The following is a guest post inspired by the questions in our Maritime Futures Project. For more information on the contributors, click here. Note: The opinions and views expressed in these posts are those of the authors alone and are presented in their personal capacity. They do not necessarily represent the views of their parent institution U.S. Department of Defense, the U.S. Navy, any other agency, or any other foreign government.
Maritime Futures Project, Question 8: What advice would you give to a smaller nation on the maritime investments it should pursue, and why?
Coming from the archipelagic nation of the Philippines with a 36,000 nautical mile coastline, 7,107 islands and islets, and a large population that depends on the sea as their lifeline, our maritime environment is a vital part of our strategic interests.
As a result, air, surface, and subsurface assets are of prime importance. Guided-missile frigates and corvettes for offshore control, and a large number of fast-missile and patrol gunboats for the littorals would be appropriate. Long-range maritime patrol aircraft, ship-based multi-purpose helicopters, and naval light-attack aircraft along with a system of land-based radars in central chokepoints would also be an indispensable investment in the protection of an archipelagic nation’s maritime domain. Adding a flotilla of submarines (of the shallow-water attack type) and forming coastal anti-ship missile batteries would further extend a nation’s strategy of defense in depth.
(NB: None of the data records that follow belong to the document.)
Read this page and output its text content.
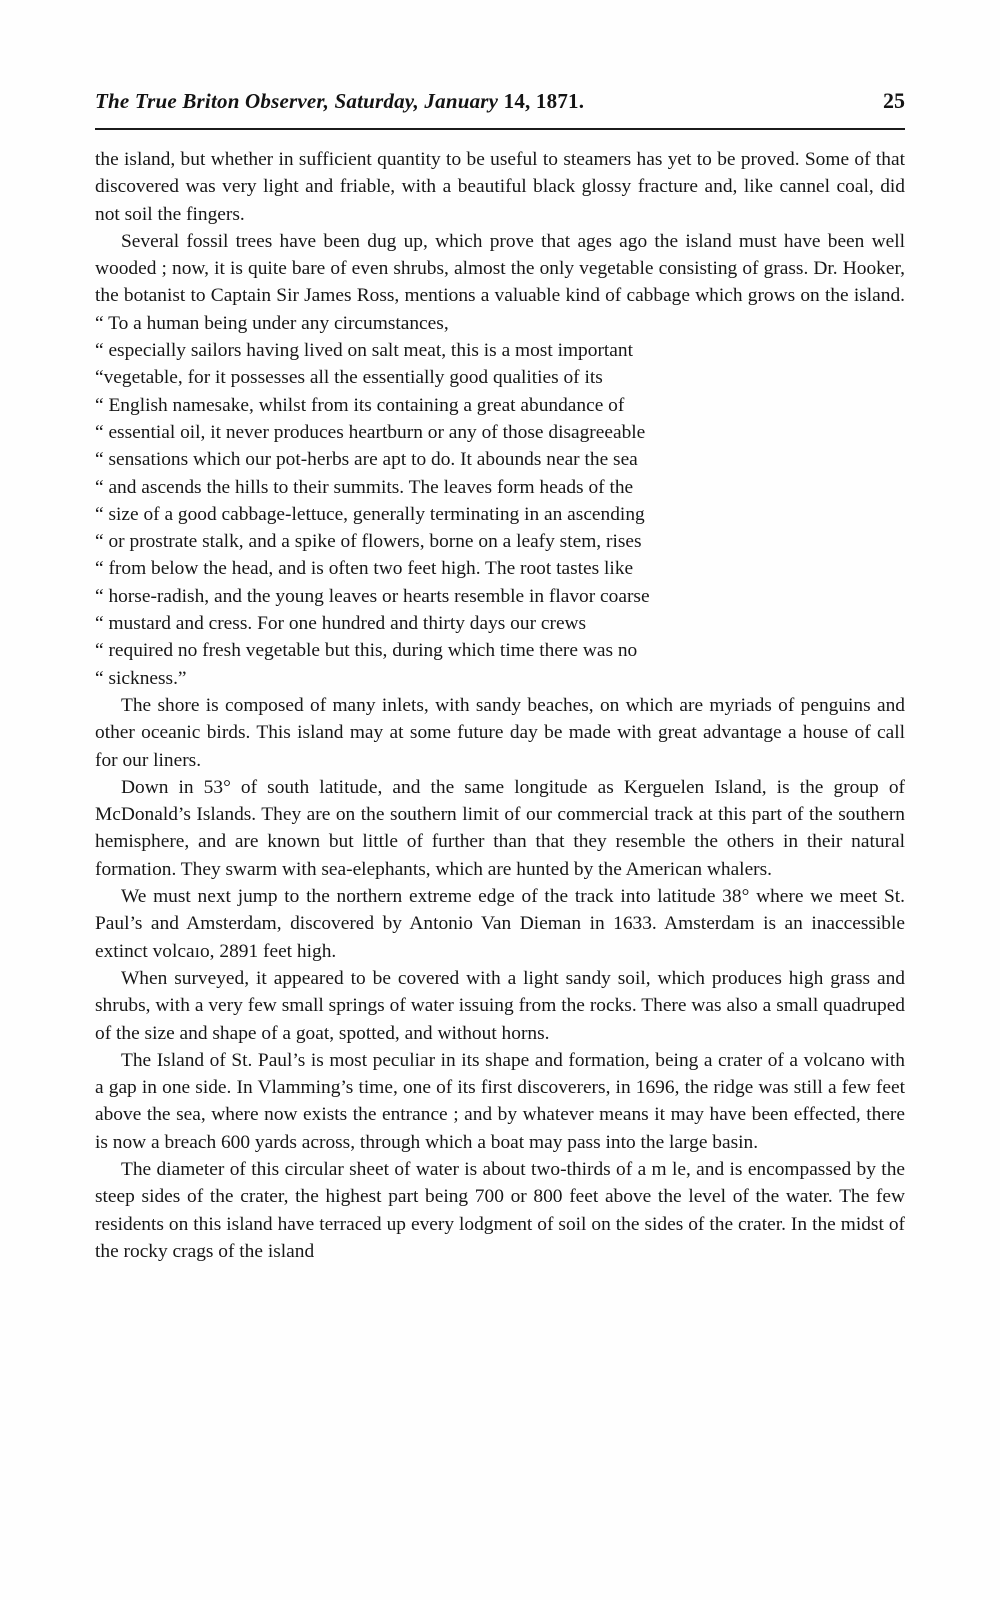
The True Briton Observer, Saturday, January 14, 1871.	25

the island, but whether in sufficient quantity to be useful to steamers has yet to be proved. Some of that discovered was very light and friable, with a beautiful black glossy fracture and, like cannel coal, did not soil the fingers.

Several fossil trees have been dug up, which prove that ages ago the island must have been well wooded ; now, it is quite bare of even shrubs, almost the only vegetable consisting of grass. Dr. Hooker, the botanist to Captain Sir James Ross, mentions a valuable kind of cabbage which grows on the island. “ To a human being under any circumstances,

“ especially sailors having lived on salt meat, this is a most important
“vegetable, for it possesses all the essentially good qualities of its
“ English namesake, whilst from its containing a great abundance of
“ essential oil, it never produces heartburn or any of those disagreeable
“ sensations which our pot-herbs are apt to do. It abounds near the sea
“ and ascends the hills to their summits. The leaves form heads of the
“ size of a good cabbage-lettuce, generally terminating in an ascending
“ or prostrate stalk, and a spike of flowers, borne on a leafy stem, rises
“ from below the head, and is often two feet high. The root tastes like
“ horse-radish, and the young leaves or hearts resemble in flavor coarse
“ mustard and cress. For one hundred and thirty days our crews
“ required no fresh vegetable but this, during which time there was no
“ sickness.”

The shore is composed of many inlets, with sandy beaches, on which are myriads of penguins and other oceanic birds. This island may at some future day be made with great advantage a house of call for our liners.

Down in 53° of south latitude, and the same longitude as Kerguelen Island, is the group of McDonald’s Islands. They are on the southern limit of our commercial track at this part of the southern hemisphere, and are known but little of further than that they resemble the others in their natural formation. They swarm with sea-elephants, which are hunted by the American whalers.

We must next jump to the northern extreme edge of the track into latitude 38° where we meet St. Paul’s and Amsterdam, discovered by Antonio Van Dieman in 1633. Amsterdam is an inaccessible extinct volcaıo, 2891 feet high.

When surveyed, it appeared to be covered with a light sandy soil, which produces high grass and shrubs, with a very few small springs of water issuing from the rocks. There was also a small quadruped of the size and shape of a goat, spotted, and without horns.

The Island of St. Paul’s is most peculiar in its shape and formation, being a crater of a volcano with a gap in one side. In Vlamming’s time, one of its first discoverers, in 1696, the ridge was still a few feet above the sea, where now exists the entrance ; and by whatever means it may have been effected, there is now a breach 600 yards across, through which a boat may pass into the large basin.

The diameter of this circular sheet of water is about two-thirds of a m le, and is encompassed by the steep sides of the crater, the highest part being 700 or 800 feet above the level of the water. The few residents on this island have terraced up every lodgment of soil on the sides of the crater. In the midst of the rocky crags of the island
This could all be supported by pooling and developing manpower resources and skills.
For island nations with smaller EEZs, development may be limited to capable patrol gunboats and multi-purpose ships for its Coast Guard, supported by rotary, fixed wing, and amphibious aircraft. The creation and training of coast-watchers from shore based villages would also be a positive development.
LCDR Mark Condeno is a member of the Philippines Naval Auxiliaries.